1 November, 2016

The key to accurate social data - Human integration

The digital age has fundamentally altered how we communicate.

Be it a Tweet, online comment or Facebook post, we’re constrained not only by the limits of language’s written form, but often by a character limit. Seeking to put across as much information in as few words as possible, we’ve changed how language works.

We can all attest: communicating without non-verbal cues such as expression, tone of voice, eye contact and body language can be tricky. A nod, a shrug, a smile, a sigh – take these away and it becomes far harder to put a short message across clearly. Were this not the case, there’d be no need for emojis – the tiny happy/sad/laughing faces we use to make sure our messages’ meaning hits home.
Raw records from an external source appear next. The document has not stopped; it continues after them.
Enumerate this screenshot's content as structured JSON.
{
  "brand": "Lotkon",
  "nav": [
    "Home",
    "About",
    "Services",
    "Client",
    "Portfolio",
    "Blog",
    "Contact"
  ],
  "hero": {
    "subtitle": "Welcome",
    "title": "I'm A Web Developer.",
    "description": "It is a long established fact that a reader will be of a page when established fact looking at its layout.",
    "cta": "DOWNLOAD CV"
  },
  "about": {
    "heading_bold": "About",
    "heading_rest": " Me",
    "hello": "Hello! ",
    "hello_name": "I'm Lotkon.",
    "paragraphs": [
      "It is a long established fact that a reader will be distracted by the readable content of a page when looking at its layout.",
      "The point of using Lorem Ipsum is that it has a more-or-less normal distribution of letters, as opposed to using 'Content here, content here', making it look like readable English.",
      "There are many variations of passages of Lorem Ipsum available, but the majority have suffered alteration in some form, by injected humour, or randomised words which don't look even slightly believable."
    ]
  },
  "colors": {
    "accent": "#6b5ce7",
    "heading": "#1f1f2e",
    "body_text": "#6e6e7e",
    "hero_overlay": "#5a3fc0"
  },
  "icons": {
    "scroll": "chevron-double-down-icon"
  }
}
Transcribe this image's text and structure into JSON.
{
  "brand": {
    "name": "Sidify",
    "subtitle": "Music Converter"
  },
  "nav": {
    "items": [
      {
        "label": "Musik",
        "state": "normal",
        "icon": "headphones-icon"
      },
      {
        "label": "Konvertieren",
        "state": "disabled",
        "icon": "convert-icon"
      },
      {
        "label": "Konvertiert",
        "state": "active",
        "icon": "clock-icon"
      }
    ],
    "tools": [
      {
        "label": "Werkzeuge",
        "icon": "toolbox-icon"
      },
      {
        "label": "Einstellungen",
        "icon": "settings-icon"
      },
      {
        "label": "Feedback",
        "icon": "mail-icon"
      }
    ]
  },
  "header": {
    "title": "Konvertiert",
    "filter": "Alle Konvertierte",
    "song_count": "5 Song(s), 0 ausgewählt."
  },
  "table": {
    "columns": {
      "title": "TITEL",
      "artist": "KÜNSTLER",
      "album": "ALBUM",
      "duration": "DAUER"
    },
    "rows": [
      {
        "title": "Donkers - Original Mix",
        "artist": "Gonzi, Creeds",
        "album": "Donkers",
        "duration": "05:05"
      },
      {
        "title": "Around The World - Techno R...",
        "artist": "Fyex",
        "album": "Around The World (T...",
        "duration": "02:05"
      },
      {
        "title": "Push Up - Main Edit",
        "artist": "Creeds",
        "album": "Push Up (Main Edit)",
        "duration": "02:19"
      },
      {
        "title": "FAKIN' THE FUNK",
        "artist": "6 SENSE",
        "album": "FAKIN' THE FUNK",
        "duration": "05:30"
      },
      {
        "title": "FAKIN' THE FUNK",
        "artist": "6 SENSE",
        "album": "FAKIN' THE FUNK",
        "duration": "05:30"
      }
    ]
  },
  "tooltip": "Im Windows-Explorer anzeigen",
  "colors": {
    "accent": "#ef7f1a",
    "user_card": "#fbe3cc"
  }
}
These virtual expressions usually confirm sentiment, but can also alter it. The addition of an angry face, for example, quickly takes the feeling behind ‘So happy that my flight was delayed!’ from possible relief to genuine annoyance. A smiling face transmutes the tone of ‘I can’t believe you did that!’ from likely irritation to effusive appreciation.

An all-seeing algorithm?

As in other areas of our lives, we have tried to digitise and automate: if conversations are happening via machines, why not get machines to analyse what’s going on in those interactions, too? This has been the logic behind the algorithms developed to try to analyse the meaning and sentiment that drives online chatter. The only problem is: machines often get it wrong. As advanced as computing power has become, it remains overly optimistic to ask a machine to comprehend all the nuances of human communication. Language is, after all, far more than mere syntax – it is a culturally-embedded mode of expression that relies on shared (human) experiences.

Consider the following examples:

‘Thanks so much!’

‘Great! I can’t believe this is happening!’

‘Yet another great piece of news about the government!’

‘I absolutely hate that!’

Although simple-seeming at first, all of the above have possible dual meanings. The first sense is at face value: genuine appreciation, pleasant surprise, delight and disdain, respectively. Alternative meanings, however, stem from sarcastic readings – an acerbic thanks, two expressions of irritation, and a joking remark about dislike. Consider the Tweet below:

Article that illustrates how machines can misunderstand sarcastic tweet

While it may be obvious to us that the speaker above is being sarcastic about Donald Trump, a machine simply wouldn’t get the joke. Going on textual content alone, it would probably rate the sentiment behind the message as positive. Understanding the real meaning relies on insight into how we humans communicate – which is, often, anything but direct.

Man versus machine

Due to the complexity of the human language, the solution to understanding it is quite simple – get humans, not machines, to do the analysis. The only approach that seems to get it right include people, or in our instance a global crowd. Only three companies in the world currently use this unique data processing on scale approach, namely: Crowd Flower, Amazon Mechanical Turk and BrandsEye.

One of the traditionally limiting factors that has impeded the uptake of crowd driven data processing has been the generalised approach to the workflows within certain crowd sourcing platforms. The solution, however, is simple, an end-to-end solution where human verified data is integrated into your analytics journey from start to finish.

Helping machines learn

Through this unique approach, the crowd is able to both confirm (or contradict) machine understanding, and allow human insight to help ‘teach’ machines about the nuances and cultural shifts of language. After all, sarcasm isn’t the only area where machines struggle – local references, slang, ever-changing cultural memes and words with in-built double meanings also pose a challenge.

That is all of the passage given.